[fpc-pascal] Optional param modifier
Sven Barth
pascaldragon at googlemail.com
Sun Apr 14 19:38:38 CEST 2019
Am 14.04.2019 um 16:05 schrieb Ryan Joseph:
>> On Apr 14, 2019, at 3:15 AM, Sven Barth via fpc-pascal <fpc-pascal at lists.freepascal.org> wrote:
>>
>> Your idea requires exceptions as well. The compiler is not capable checking whether valid entries are passed in at compile time except for simple, constant cases, so runtime checks are needed and the only way to abort something is by exceptions.
> My idea didn’t require the procedure to exit so I don’t see where an exception would be needed. It just says if a param was flagged you would need to check for nil before dereferencing other you get a compile time error.
As already said by Martin: the compiler *can not* determine all cases
whether the parameter is Nil or not, so it *must* be done at runtime to
ensure this. Otherwise the feature is just as useful as this:
=== code begin ===
{$macro on}
{$define optional:=}
procedure Blubb(aArg: TObject optional);
begin
end;
=== code end ===
> I like the idea (because it feels Pascalish) to make a code section that checks requirements but the exit condition is up for debate. I personally wouldn’t use the feature if it meant I need to start the tedious process of wrapping everything in try blocks and taking on what performance costs there are to exceptions (we can’t opt into exceptions via modeswitch so I don’t know what those things are doing and where they are).

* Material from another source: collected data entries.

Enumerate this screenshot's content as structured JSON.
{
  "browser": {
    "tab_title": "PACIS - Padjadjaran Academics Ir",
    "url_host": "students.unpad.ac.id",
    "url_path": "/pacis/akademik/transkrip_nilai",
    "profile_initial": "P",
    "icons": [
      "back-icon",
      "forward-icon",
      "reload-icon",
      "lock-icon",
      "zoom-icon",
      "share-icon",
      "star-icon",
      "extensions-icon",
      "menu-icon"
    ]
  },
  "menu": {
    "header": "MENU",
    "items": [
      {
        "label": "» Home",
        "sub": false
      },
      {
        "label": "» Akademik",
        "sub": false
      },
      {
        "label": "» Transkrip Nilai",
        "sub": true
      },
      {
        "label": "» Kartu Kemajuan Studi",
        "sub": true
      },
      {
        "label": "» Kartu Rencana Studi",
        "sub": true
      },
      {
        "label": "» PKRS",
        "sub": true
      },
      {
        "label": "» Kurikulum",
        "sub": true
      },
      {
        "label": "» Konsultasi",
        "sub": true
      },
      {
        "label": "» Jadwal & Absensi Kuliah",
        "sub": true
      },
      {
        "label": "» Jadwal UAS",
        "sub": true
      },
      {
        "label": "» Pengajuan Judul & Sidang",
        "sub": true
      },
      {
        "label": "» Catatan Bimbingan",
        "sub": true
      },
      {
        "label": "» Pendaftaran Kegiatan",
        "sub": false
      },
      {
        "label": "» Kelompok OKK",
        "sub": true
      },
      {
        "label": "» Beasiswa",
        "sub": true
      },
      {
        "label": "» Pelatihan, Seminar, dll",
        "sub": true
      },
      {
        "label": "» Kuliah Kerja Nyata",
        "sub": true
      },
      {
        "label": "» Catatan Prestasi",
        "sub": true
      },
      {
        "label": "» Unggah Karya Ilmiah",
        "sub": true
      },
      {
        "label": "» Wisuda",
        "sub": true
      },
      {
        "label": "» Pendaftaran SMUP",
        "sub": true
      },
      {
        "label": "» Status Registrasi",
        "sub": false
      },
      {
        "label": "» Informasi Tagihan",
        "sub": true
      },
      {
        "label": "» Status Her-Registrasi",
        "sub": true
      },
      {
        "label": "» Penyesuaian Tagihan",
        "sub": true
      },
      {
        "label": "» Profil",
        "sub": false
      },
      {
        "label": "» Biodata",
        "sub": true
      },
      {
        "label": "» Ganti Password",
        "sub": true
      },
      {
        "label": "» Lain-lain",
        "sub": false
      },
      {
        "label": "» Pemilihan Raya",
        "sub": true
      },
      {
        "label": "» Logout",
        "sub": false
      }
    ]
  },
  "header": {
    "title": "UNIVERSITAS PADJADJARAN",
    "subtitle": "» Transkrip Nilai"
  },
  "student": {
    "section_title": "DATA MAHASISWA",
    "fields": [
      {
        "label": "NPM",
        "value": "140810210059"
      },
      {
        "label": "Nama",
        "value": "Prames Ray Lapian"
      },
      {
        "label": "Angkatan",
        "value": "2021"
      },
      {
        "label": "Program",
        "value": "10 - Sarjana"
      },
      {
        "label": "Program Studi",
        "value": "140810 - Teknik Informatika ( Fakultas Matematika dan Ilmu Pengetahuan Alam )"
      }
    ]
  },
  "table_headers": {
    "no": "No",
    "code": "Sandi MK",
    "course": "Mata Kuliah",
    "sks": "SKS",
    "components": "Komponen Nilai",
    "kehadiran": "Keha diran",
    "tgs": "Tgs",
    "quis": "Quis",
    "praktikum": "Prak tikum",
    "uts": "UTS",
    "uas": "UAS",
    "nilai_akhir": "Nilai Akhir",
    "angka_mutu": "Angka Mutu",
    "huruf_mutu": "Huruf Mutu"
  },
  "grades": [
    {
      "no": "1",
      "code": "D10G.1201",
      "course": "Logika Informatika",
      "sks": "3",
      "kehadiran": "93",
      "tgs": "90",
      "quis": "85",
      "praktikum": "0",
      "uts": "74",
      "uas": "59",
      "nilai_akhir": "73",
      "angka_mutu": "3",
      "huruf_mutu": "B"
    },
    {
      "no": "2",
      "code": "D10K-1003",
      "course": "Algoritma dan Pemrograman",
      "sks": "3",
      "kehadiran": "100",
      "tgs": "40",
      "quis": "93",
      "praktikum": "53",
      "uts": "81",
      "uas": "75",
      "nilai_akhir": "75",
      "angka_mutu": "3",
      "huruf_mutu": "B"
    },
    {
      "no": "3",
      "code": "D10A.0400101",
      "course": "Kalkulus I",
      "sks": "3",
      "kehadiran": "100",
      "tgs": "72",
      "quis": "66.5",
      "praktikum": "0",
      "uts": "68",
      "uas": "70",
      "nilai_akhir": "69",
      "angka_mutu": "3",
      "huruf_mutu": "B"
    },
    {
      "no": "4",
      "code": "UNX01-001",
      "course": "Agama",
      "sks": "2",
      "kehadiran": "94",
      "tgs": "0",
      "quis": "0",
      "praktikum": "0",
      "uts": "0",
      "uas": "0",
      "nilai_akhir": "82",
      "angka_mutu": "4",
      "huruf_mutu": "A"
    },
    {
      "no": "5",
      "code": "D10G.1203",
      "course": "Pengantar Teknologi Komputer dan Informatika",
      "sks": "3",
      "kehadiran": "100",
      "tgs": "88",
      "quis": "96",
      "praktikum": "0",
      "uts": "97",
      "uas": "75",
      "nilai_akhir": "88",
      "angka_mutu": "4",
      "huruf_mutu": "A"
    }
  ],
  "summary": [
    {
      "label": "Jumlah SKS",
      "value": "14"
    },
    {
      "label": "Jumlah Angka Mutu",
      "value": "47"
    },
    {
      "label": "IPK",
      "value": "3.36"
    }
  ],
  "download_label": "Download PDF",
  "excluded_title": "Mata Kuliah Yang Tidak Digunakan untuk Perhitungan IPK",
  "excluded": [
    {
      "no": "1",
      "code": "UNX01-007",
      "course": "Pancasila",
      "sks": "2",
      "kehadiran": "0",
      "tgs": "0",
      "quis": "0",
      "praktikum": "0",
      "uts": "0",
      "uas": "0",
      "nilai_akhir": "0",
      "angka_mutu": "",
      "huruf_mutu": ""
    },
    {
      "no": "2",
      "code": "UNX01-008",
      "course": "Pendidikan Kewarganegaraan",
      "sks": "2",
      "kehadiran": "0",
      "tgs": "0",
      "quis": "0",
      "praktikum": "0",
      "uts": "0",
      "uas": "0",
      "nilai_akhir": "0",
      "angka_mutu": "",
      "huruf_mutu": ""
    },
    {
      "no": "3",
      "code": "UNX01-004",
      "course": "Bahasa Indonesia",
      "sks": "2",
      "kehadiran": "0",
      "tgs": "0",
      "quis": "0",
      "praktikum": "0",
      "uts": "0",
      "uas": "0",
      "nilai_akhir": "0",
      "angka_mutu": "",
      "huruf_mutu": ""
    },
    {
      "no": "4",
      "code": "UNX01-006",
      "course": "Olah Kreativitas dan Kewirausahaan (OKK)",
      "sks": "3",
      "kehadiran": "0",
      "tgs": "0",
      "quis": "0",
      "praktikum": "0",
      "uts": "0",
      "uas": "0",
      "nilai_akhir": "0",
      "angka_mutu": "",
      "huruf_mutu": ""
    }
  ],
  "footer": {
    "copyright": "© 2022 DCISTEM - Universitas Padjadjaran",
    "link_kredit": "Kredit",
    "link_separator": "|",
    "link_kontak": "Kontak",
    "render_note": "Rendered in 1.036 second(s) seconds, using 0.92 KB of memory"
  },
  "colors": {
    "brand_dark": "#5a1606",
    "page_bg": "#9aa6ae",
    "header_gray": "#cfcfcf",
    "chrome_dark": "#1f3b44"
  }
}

As Martin said: this is an error condition like an Assert that should
trigger during development with the default result being a termination
of the application.
> We have custom error systems in our code also so forcing everyone into exceptions would not be nice. I could imagine a bail condition that was jumped to but it would have to be in the code section. That’s usually how we do it now anyways so it shouldn’t be too strange.
>
> function MakeHero (name: string; hp: integer; level: integer): THero;
> require
> name <> ‘’;
> hp > 0;
> (level > 0) and (level < 10);
> begin
> …
> bail
> MyCustomErrorHandler(‘MakeHero() params are invalid’);
> exit(THero.Invalid);
> end;
Invalid contracts are an error that should trigger during development,
but not necessarily when released. So coupling them with the default
exception mechanism is a valid solution.